Las fisuras que Ñublense debe corregir para la recta final

Por: Rodrigo Oses 01:15 PM 2018-09-16

Germán Cavalieri, el nuevo entrenador de Ñublense, heredó el plantel que dirigía Emiliano Astorga, con algunas fisuras que tendrá que corregir a corto plazo para encarar la electrizante recta final que puede condenar al Rojo al infierno. Tras los tres primeros partidos que ha dirigido, detectó falencias que no será fácil subsanar.

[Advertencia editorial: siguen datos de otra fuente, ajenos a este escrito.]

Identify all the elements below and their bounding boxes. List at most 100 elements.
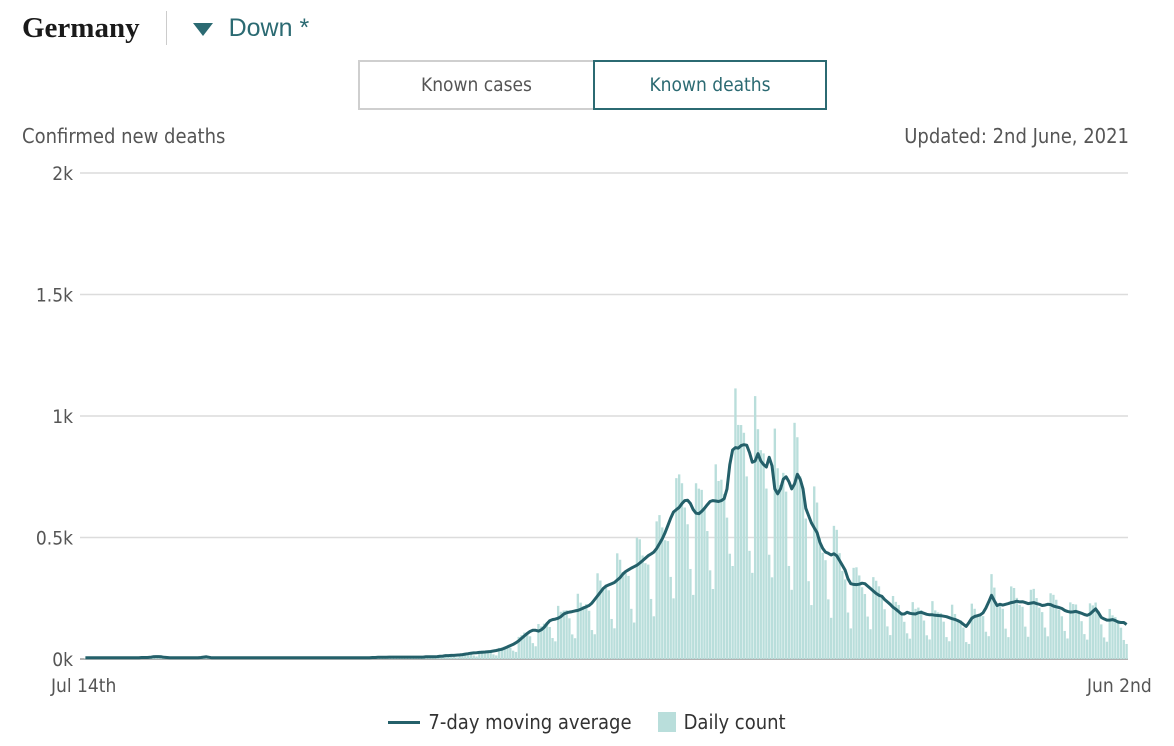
daily-bar	[697, 488, 701, 659]
known-deaths-button[interactable]: Known deaths	[593, 60, 827, 110]
daily-bar	[647, 564, 650, 659]
daily-bar	[686, 524, 689, 659]
daily-bar	[492, 654, 495, 659]
daily-bar	[1097, 611, 1100, 659]
daily-bar	[779, 484, 782, 659]
daily-bar	[804, 518, 807, 659]
daily-bar	[1001, 608, 1004, 659]
daily-bar	[542, 623, 546, 659]
daily-bar	[790, 589, 793, 659]
daily-bar	[835, 529, 838, 659]
daily-bar	[452, 656, 456, 659]
daily-bar	[1105, 641, 1109, 659]
daily-bar	[689, 568, 692, 659]
daily-bar	[787, 565, 791, 659]
daily-bar	[483, 651, 487, 659]
daily-bar	[1080, 621, 1083, 659]
y-tick-label: 2k	[52, 163, 73, 185]
daily-bar	[731, 566, 734, 659]
daily-bar	[1125, 643, 1128, 659]
daily-bar	[703, 509, 706, 659]
daily-bar	[472, 655, 475, 659]
daily-bar	[624, 573, 627, 659]
chart-header: Germany Down *	[22, 8, 309, 48]
daily-bar	[796, 437, 799, 659]
daily-bar	[734, 388, 737, 659]
daily-bar	[514, 651, 518, 659]
daily-bar	[821, 552, 824, 659]
daily-bar	[776, 468, 779, 659]
y-tick-label: 1.5k	[36, 285, 73, 307]
metric-toggle: Known cases Known deaths	[358, 60, 827, 110]
daily-bar	[1114, 617, 1117, 659]
x-end-label: Jun 2nd	[1086, 675, 1152, 697]
known-cases-button[interactable]: Known cases	[358, 60, 593, 110]
x-start-label: Jul 14th	[50, 675, 116, 697]
daily-bar	[841, 570, 844, 659]
y-tick-label: 1k	[52, 406, 73, 428]
y-axis-label: Confirmed new deaths	[22, 124, 226, 148]
daily-bar	[658, 515, 661, 659]
daily-bar	[1049, 593, 1052, 659]
daily-bar	[526, 633, 529, 659]
daily-bar	[931, 601, 934, 659]
daily-bar	[652, 616, 656, 659]
daily-bar	[1122, 639, 1125, 659]
daily-bar	[495, 655, 498, 659]
daily-bar	[571, 634, 574, 659]
daily-bar	[891, 595, 895, 659]
daily-bar	[1021, 606, 1024, 659]
daily-bar	[849, 628, 853, 659]
daily-bar	[599, 580, 602, 659]
daily-bar	[582, 605, 585, 659]
daily-bar	[576, 593, 580, 659]
daily-bar	[860, 587, 864, 659]
daily-bar	[461, 653, 464, 659]
daily-bar	[945, 637, 948, 659]
header-divider	[165, 11, 167, 45]
daily-bar	[894, 601, 898, 659]
daily-bar	[900, 613, 903, 659]
daily-bar	[728, 553, 731, 659]
daily-bar	[846, 612, 850, 659]
legend-daily-count: Daily count	[683, 710, 786, 734]
daily-bar	[1004, 628, 1007, 659]
daily-bar	[559, 611, 563, 659]
daily-bar	[587, 610, 591, 659]
daily-bar	[815, 502, 819, 659]
daily-bar	[604, 584, 608, 659]
daily-bar	[759, 450, 762, 659]
daily-bar	[694, 483, 698, 659]
daily-bar	[784, 491, 788, 659]
daily-bar	[739, 425, 743, 659]
daily-bar	[844, 579, 847, 659]
daily-bar	[545, 622, 549, 659]
daily-bar	[874, 580, 878, 659]
daily-bar	[995, 604, 999, 659]
daily-bar	[1116, 619, 1120, 659]
daily-bar	[602, 587, 605, 659]
daily-bar	[520, 635, 523, 659]
daily-bar	[959, 620, 962, 659]
daily-bar	[993, 587, 996, 659]
daily-bar	[852, 567, 855, 659]
daily-bar	[661, 527, 664, 659]
daily-bar	[768, 554, 771, 659]
daily-bar	[1094, 602, 1097, 659]
daily-bar	[863, 594, 867, 659]
daily-bar	[956, 619, 959, 659]
daily-bar	[829, 617, 833, 659]
daily-bar	[798, 476, 802, 659]
daily-bar	[635, 537, 639, 659]
daily-bar	[917, 607, 920, 659]
daily-bar	[509, 647, 512, 659]
legend-bar-swatch	[657, 712, 676, 732]
daily-bar	[497, 647, 501, 659]
daily-bar	[531, 643, 535, 659]
daily-bar	[1071, 604, 1075, 659]
daily-bar	[990, 574, 993, 659]
daily-bar	[627, 575, 630, 659]
daily-bar	[466, 653, 470, 659]
daily-bar	[672, 598, 675, 659]
daily-bar	[877, 586, 881, 659]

Escasa producción ofensiva:

El equipo chillanejo es el tercer elenco menos goleador del torneo con 23 tantos. Sus referentes ofensivos pasan por un mal momento. Sebastián Varas no anota hace 11 fechas (incluyendo Copa Chile), Michael Silva fue el artillero del primer semestre con 6 tantos, pero en esta rueda su anemia de goles es preocupante y tanto Alejandro Fiorina como José Luis Jiménez, con evidentes problemas físicos, han marcado solo un gol cada uno. Durante este receso por Fiestas Patrias, Cavalieri deberá reforzar los movimientos ofensivos de cara al duelo con Barnechea en Chillán el domingo 23 de septiembre a las 16 horas.
Pobre caudal ofensivo por los costados.

Ñublense en la era de Emiliano Astorga sufría para ser un equipo con caudal ofensivo por las bandas. Los laterales, atados al sistema, buscaban no cometer el error en la marca y se proyectaban poco. Por lo mismo, René Bugueño y Diego Sepúlveda no han respondido a sus pergaminos. Cavalieri ha intentado darle más fluidez ofensiva a ambos.

La ausencia de un armador

El puesto de generador de fútbol ha sido un karma para Ñublense. A comienzos de temporada, Astorga pretendió a Jorge Luna, que recaló en Cobreloa, y finalmente, tras la partida de Arrúa, arribó Emanuel Croce, quien ha mostrado una exasperante irregularidad en el torneo. Luego arribó Federico Mateos, un volante argentino de dudoso nivel, pero tampoco ha estado a altura. Por esta razón, Ñublense sufre para llegar con claridad. Cavalieri deberá replantearse la forma de generar fútbol para alimentar la estructura ofensiva.

El karma del Sub-20

Cavalieri confirmó que ninguno de los sub-20 que integró al plantel está a buen nivel para jugar por rendimiento y no forzadamente por el reglamento. Por eso, por cada uno de los 7 duelos que restan, está obligado a poner un sub-20 por lo menos 60 minutos para completar los 429 minutos que faltan para alcanzar los 1.350 que exige el reglamento.